Poser un diagnostic apparaît donc, quelle que soit la méthode utilisée, comme une recherche d’unidimensionnalité, de préalable, d’origine, à partir de laquelle le devenir peut se construire, s’opérer, se mettre en place. C’est une tentative pour aller au-delà des phénomènes et des apparences du sensible, pour tenter d’approcher une vérité plus profonde, et pour dégager de l’universel derrière du particulier, en faisant en sorte que des situations individuelles puissent être rattachées à cette catégorie générale, laquelle sera ensuite utilisée comme décodeur, grille de lecture et de compréhension, et cause explicative, déterminante des particularités individuelles. Cette prétention à l’universel fait du diagnostic un entraîneur de comportements particuliers et singuliers, c’est à dire de réactions attendues, de réponses conditionnées, objectivables, anticipables, moyennant un aléa, une marge de variation, qui tient à la subjectivité des représentations de ce prévisible. Ce diagnostic, fut-il erroné, impacte l’avenir, au point d’induire ce qui n’existait pas, des phénomènes parfaitement inattendus. C’est donc un outil capable d’être prédictif, non de la durée, mais des différents états successifs évoluant au sein de celle-ci.
Mais s’il est incontestable que l’identification et l’énonciation d’un diagnostic sont déterminantes, pour les phénomènes et existences individuelles, singulières, particulières, on peut se demander quelle est la part du prévisible dans son identification, son invention, sa construction.
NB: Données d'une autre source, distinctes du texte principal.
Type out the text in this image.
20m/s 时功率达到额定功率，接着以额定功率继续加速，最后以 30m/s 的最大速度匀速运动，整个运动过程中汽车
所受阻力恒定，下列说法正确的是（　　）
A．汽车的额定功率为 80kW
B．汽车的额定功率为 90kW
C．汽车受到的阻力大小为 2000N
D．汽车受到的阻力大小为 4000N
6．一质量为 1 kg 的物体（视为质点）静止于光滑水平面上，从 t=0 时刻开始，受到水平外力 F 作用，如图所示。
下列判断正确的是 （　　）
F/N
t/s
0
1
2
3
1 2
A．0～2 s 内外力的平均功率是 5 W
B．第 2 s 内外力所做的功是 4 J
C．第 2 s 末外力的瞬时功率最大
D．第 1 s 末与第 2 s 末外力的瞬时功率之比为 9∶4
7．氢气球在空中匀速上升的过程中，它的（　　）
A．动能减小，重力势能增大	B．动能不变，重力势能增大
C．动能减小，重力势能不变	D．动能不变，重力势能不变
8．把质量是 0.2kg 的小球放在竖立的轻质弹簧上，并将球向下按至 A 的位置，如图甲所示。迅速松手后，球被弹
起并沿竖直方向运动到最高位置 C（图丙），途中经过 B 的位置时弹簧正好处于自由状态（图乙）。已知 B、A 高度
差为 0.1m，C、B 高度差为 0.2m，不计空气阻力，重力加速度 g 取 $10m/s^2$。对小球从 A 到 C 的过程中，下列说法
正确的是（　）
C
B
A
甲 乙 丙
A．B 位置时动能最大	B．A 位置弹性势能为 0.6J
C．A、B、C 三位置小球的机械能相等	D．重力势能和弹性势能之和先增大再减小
En effet est-il pure induction, combinatoire de faits bruts, dont la réorganisation en une entité nouvelle est totalement inattendue, fruits d’investigations qui additionnent des faits d’expérience, même s’il faut avoir présent à l’esprit que les contraintes mêmes de la technique structurent, organisent, créent en quelque sorte la réalité, les investigations techniques, par leur aspect apocalyptique, mettant à jour de l’extra-ordinaire, du non-naturel, à défaut de révéler du surnaturel ? Ou est-il une anticipation d’un déjà là, déjà pensé, aperçu, entrevu, de manière intuitive, intuition alors capable de construire une sorte de prédicat théorique, donc du prévisible, dont on cherchera ensuite à vérifier, par le biais de la méthode hypothético-déductive, qu’il ne génère pas, qu’il ne produit pas d’inattendu.

LES INDICATIONS

Les indications apparaissent comme une réponse au diagnostic posé, en fonction d’un effet prévisible de celles-ci. Elles tentent d’établir un lien de causalité qui soit direct et déterminant, entre l’universel, tel qu’il résulte du diagnostic, et le particulier, tel qu’il résulte des symptômes individuels justifiant que soient appliquées des indications thérapeutiques, toujours pensées comme puissance de, causes sans matière, principes sans substance. Elles sont alors pures métaphores, avant que de trouver une application, une mise en acte, une réalisation. Elles sont des abstractions susceptibles de se concrétiser, de s’inscrire dans la matière des faits. Elles sont de fait, des entéléchies, c’est à dire des formes au sens aristotélicien du terme, ayant un but en soi. Ainsi, par définition, leurs effets sont attendus, comme cause de la substance.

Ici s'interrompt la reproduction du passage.